Once a year people across the country go to the movies in their underwear. Once a year mothers, fathers, teenagers, people of all ages and walks of life head to the local theater with toast, water pistols, glow sticks, rubber gloves, confetti, and toilet paper in tow. Once a year thousands of people don fishnets and heels, corsets and lab coats to see the movie that has been thrilling, chilling, and fulfilling audiences since 1975.
“The Rocky Horror Picture Show” is pure campy satire at its very best (or worst). The plot is perhaps one of the most bizarre ever to grace the screen, chronicling the plight of Brad (Barry Bostwick) and Janet (Susan Sarandon), a young couple who find themselves stranded at a mysterious castle when their car breaks down on a dark and stormy night.
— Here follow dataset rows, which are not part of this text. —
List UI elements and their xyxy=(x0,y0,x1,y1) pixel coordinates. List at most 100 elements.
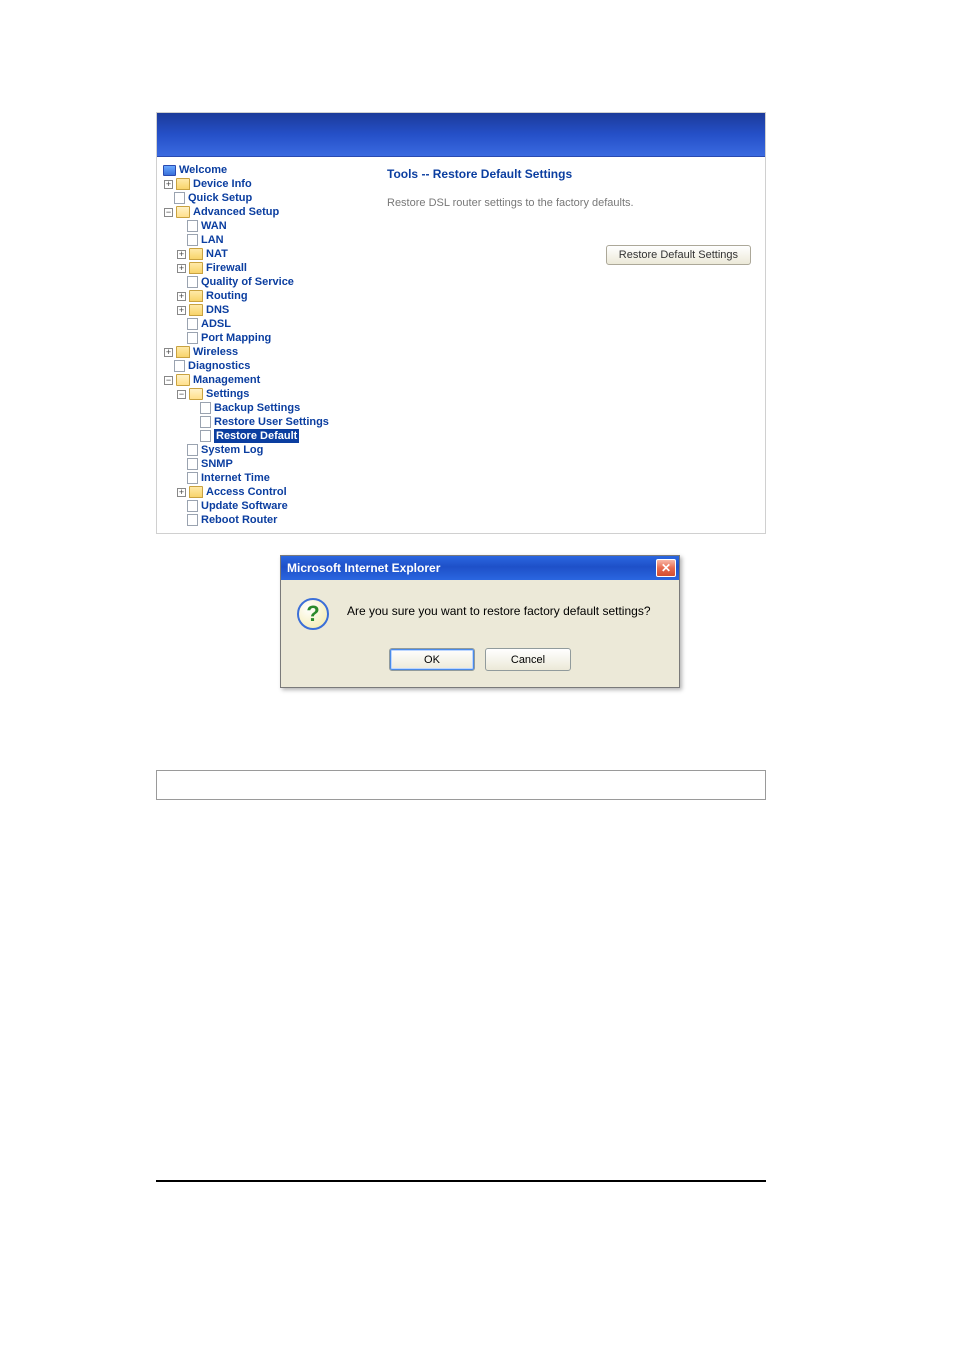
tree-item-backup-settings[interactable]: Backup Settings xyxy=(163,401,371,415)
dialog-close-button[interactable]: ✕ xyxy=(656,559,676,577)
tree-item-adsl[interactable]: ADSL xyxy=(163,317,371,331)
dialog-message: Are you sure you want to restore factory… xyxy=(347,598,651,618)
file-icon xyxy=(200,416,211,428)
expander-icon[interactable]: − xyxy=(163,375,174,386)
tree-label: NAT xyxy=(206,247,228,261)
tree-label: Restore User Settings xyxy=(214,415,329,429)
tree-label: Advanced Setup xyxy=(193,205,279,219)
expander-icon[interactable]: + xyxy=(163,347,174,358)
confirm-dialog: Microsoft Internet Explorer ✕ ? Are you … xyxy=(280,555,680,688)
expander-icon[interactable]: − xyxy=(176,389,187,400)
tree-item-device-info[interactable]: + Device Info xyxy=(163,177,371,191)
tree-item-management[interactable]: − Management xyxy=(163,373,371,387)
tree-label: DNS xyxy=(206,303,229,317)
file-icon xyxy=(187,234,198,246)
content-button-row: Restore Default Settings xyxy=(387,245,751,265)
tree-item-routing[interactable]: + Routing xyxy=(163,289,371,303)
tree-label: ADSL xyxy=(201,317,231,331)
tree-label: Backup Settings xyxy=(214,401,300,415)
tree-item-port-mapping[interactable]: Port Mapping xyxy=(163,331,371,345)
tree-label-selected: Restore Default xyxy=(214,429,299,443)
tree-label: Diagnostics xyxy=(188,359,250,373)
tree-item-internet-time[interactable]: Internet Time xyxy=(163,471,371,485)
tree-item-qos[interactable]: Quality of Service xyxy=(163,275,371,289)
tree-item-wireless[interactable]: + Wireless xyxy=(163,345,371,359)
dialog-titlebar[interactable]: Microsoft Internet Explorer ✕ xyxy=(281,556,679,580)
folder-icon xyxy=(189,262,203,274)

It is created in the template of a mad-scientist horror flick of sorts, wrapped in the guise of science fiction, dipped in musical comedy. “Rocky Horror” is the baddest of the bad, taking the worst elements of the corniest B-genres, and turning them on their head in a plot so disjointed and immature it would make Ed Wood weep. It was designed to be snubbed by serious movie critics, such as myself.
But it is by being so intentionally inane that “Rocky Horror” shows its brilliance. By using elements of movies that are rejected by mainstream society, it reaches out to audiences who are just as misunderstood. Beneath the kinky overtones, “Rocky Horror” hides a biblically inspired allegorical subplot. People feeling stranded, tempted by something forbidden and exciting, end up facing the perils of decadence, sound familiar? Contrary to the thought that “Rocky Horror” is parodying the Bible, it is merely implicating the idea that what may appear to be absurd can actually harbor a great deal of intellect. In other words, it doesn’t want you to take it, or yourself, at face value.
Perhaps it’s because of its overt seditiousness that “Rocky Horror” has become such a cultural phenomenon. Everyone remembers that feeling of excitement and revolt they had doing the “Time Warp” in a crowded theater on Halloween when their parents thought they were trick-or-treating. But, as any die-hard Frankie Fan will tell you, “Rocky” isn’t about rebellion, it’s about acceptance.
“Rocky Horror” is a satire, but not in the most obvious respect. It doesn’t mock B-movies, or the Bible, or even society itself. It makes fun of the ideal that our culture has developed in thinking that it can play almighty and denounce the individual for the sake of mainstream approval. It may take one night a year, when we dress up as characters, act goofy, and throw movie theater etiquette to the wind, to remind ourselves that if we can dream it, we can be it. And why should anyone tell us otherwise when it’s the independent thinkers who are having all the fun?